Among the many gratitudes I’ve been writing in recent weeks, one was ‘I’m grateful that I don’t have to shovel out the darkness, just turn on the light.’ In fact, my blog for Week 16 was about that very idea.
‘Flip the switch!’ I encouraged.
It’s a simple if not profound concept to keep in mind as one works day by day to modify their way of thinking. It all sounded great — even garnering positive comments from some who read the blog.
Then, Monday morning rolled around.
Like many in the MKE, I have a network marketing business. In fact, it’s the whole reason I’m doing the course — I realize I need to work on myself if I want to accomplish my goals. Both have been the target of my focus — the business for two years and the course for 17 weeks now.

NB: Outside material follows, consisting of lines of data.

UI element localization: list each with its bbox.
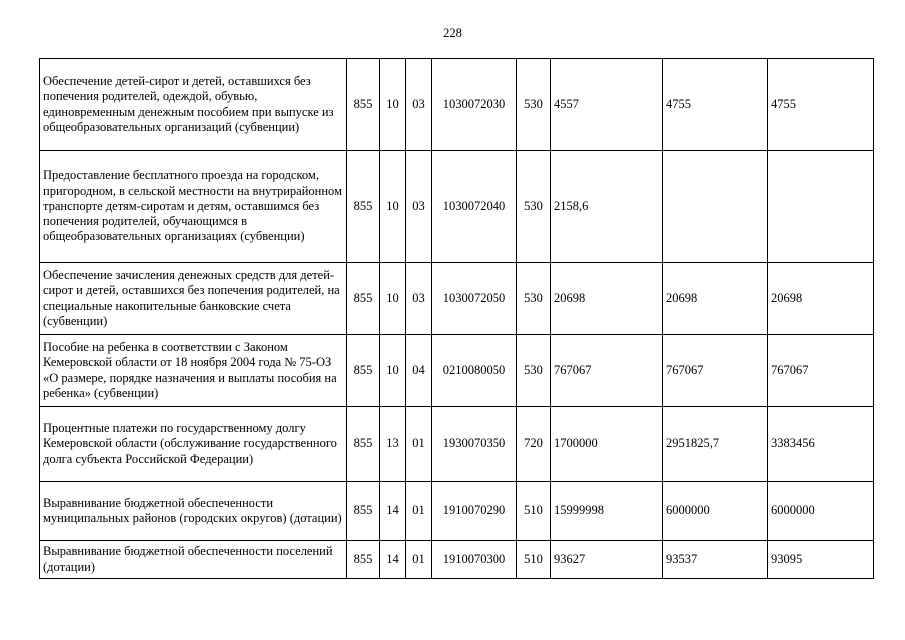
amount-year3-cell: 4755	[768, 59, 874, 151]
grbs-code-cell: 855	[347, 482, 380, 541]
amount-year2-cell: 6000000	[663, 482, 768, 541]
amount-year1-cell: 767067	[551, 335, 663, 407]
row-name-cell: Выравнивание бюджетной обеспеченности поселений (дотации)	[40, 541, 347, 579]
subsection-code-cell: 03	[406, 151, 432, 263]
amount-year2-cell: 767067	[663, 335, 768, 407]
table-row	[40, 59, 874, 151]
subsection-code-cell: 01	[406, 407, 432, 482]
table-row	[40, 541, 874, 579]
amount-year3-cell: 20698	[768, 263, 874, 335]
subsection-code-cell: 03	[406, 59, 432, 151]
expense-type-cell: 530	[517, 59, 551, 151]
table-row	[40, 407, 874, 482]
grbs-code-cell: 855	[347, 335, 380, 407]
section-code-cell: 10	[380, 335, 406, 407]
amount-year2-cell	[663, 151, 768, 263]
expense-type-cell: 510	[517, 482, 551, 541]
amount-year2-cell: 4755	[663, 59, 768, 151]
target-article-cell: 1930070350	[432, 407, 517, 482]
expense-type-cell: 510	[517, 541, 551, 579]
amount-year1-cell: 15999998	[551, 482, 663, 541]
table-row	[40, 482, 874, 541]
table-row	[40, 151, 874, 263]
amount-year3-cell	[768, 151, 874, 263]
grbs-code-cell: 855	[347, 59, 380, 151]
grbs-code-cell: 855	[347, 407, 380, 482]
section-code-cell: 10	[380, 151, 406, 263]
target-article-cell: 1910070300	[432, 541, 517, 579]
amount-year3-cell: 6000000	[768, 482, 874, 541]
amount-year3-cell: 93095	[768, 541, 874, 579]
row-name-cell: Выравнивание бюджетной обеспеченности муниципальных районов (городских округов) (дотации)	[40, 482, 347, 541]
grbs-code-cell: 855	[347, 263, 380, 335]
row-name-cell: Обеспечение детей-сирот и детей, оставшихся без попечения родителей, одеждой, обувью, единовременным денежным пособием при выпуске из общеобразовательных организаций (субвенции)	[40, 59, 347, 151]
row-name-cell: Пособие на ребенка в соответствии с Законом Кемеровской области от 18 ноября 2004 года № 75-ОЗ «О размере, порядке назначения и выплаты пособия на ребенка» (субвенции)	[40, 335, 347, 407]
amount-year3-cell: 3383456	[768, 407, 874, 482]
expense-type-cell: 530	[517, 151, 551, 263]
section-code-cell: 13	[380, 407, 406, 482]
row-name-cell: Процентные платежи по государственному долгу Кемеровской области (обслуживание государственного долга субъекта Российской Федерации)	[40, 407, 347, 482]
page-number: 228	[443, 26, 462, 40]
grbs-code-cell: 855	[347, 541, 380, 579]
amount-year1-cell: 93627	[551, 541, 663, 579]
expense-type-cell: 530	[517, 263, 551, 335]
amount-year1-cell: 1700000	[551, 407, 663, 482]
budget-table	[39, 58, 874, 579]
target-article-cell: 1030072050	[432, 263, 517, 335]
table-row	[40, 335, 874, 407]
subsection-code-cell: 04	[406, 335, 432, 407]
amount-year1-cell: 20698	[551, 263, 663, 335]
amount-year1-cell: 4557	[551, 59, 663, 151]
subsection-code-cell: 03	[406, 263, 432, 335]
subsection-code-cell: 01	[406, 541, 432, 579]
target-article-cell: 1030072030	[432, 59, 517, 151]
section-code-cell: 14	[380, 482, 406, 541]
target-article-cell: 1030072040	[432, 151, 517, 263]
target-article-cell: 0210080050	[432, 335, 517, 407]
amount-year3-cell: 767067	[768, 335, 874, 407]
row-name-cell: Обеспечение зачисления денежных средств для детей-сирот и детей, оставшихся без попечения родителей, на специальные накопительные банковские счета (субвенции)	[40, 263, 347, 335]
amount-year2-cell: 2951825,7	[663, 407, 768, 482]
target-article-cell: 1910070290	[432, 482, 517, 541]
grbs-code-cell: 855	[347, 151, 380, 263]
subsection-code-cell: 01	[406, 482, 432, 541]
table-row	[40, 263, 874, 335]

One year ago, I was on a totally different trajectory and felt confident 2020 would dawn brightly. Alas, a bumpy road would lie ahead — bumpy enough to throw many travelers into the ditch. Among the faithful, I hung on tight and looked ahead to a smoother ride. Smooth out it has, but I’ve not yet gained back the ground lost in sales volume.
Monday morning came and with it an empty tank. Through all that happened over the last year, I managed to maintain my rank. All of a sudden, that too was gone. I felt I was back to square one. Emotional energy sapped. Belief at cliff’s edge. Courage cowering in the corner.
Flip the switch! Quick, flip a switch! Any switch!
Too late. Discouragement and his ugly friends were too fast.
Nonetheless, I had MKE commitments to keep. I hardly felt up to any of it. I began reading the Blueprint Builder as I do every day but lacked any enthusiasm to do so. Halfway through paragraph five, the anger struck. And struck hard.
‘Why — add your expletives of choice here — am I moving backward!’ I shouted as I slammed my fists to the desk. Everything I’d given to my business — and this course — felt for naught.
I felt as though I was kidding myself as I moved on to my DMP and other readings for the day, Some of it even felt hypocritical. In the thick of it all, I kept looking for a switch to flip.
Og’s words made their appearance — maybe this is just a lesson in persistence. If the idea is worthy of a scroll, then I should expect to be required to exercise it. In fact, the thousandth step or the final corner may be near.
Maybe I’m too attached to an outcome or the vehicle I’ve chosen to achieve that outcome. Infinite Intelligence may reveal another method, but until then all I can do is trust that ‘doing the work’ — for the business I’m commited to and the MKE course — will prove itself a worthy effort.
Many thoughts that worked their way to the surface that day are lost to me now, but two made their way to my thickening stacks of index cards.
‘I am grateful that the power I have is not limited to what I see.’
‘Always remember that a difficult and dark day is followed by a bright one!’
And of course,
‘I’m grateful that I don’t have to shovel out the darkness, just turn on the light.’
Even if I have to stretch to reach the switch.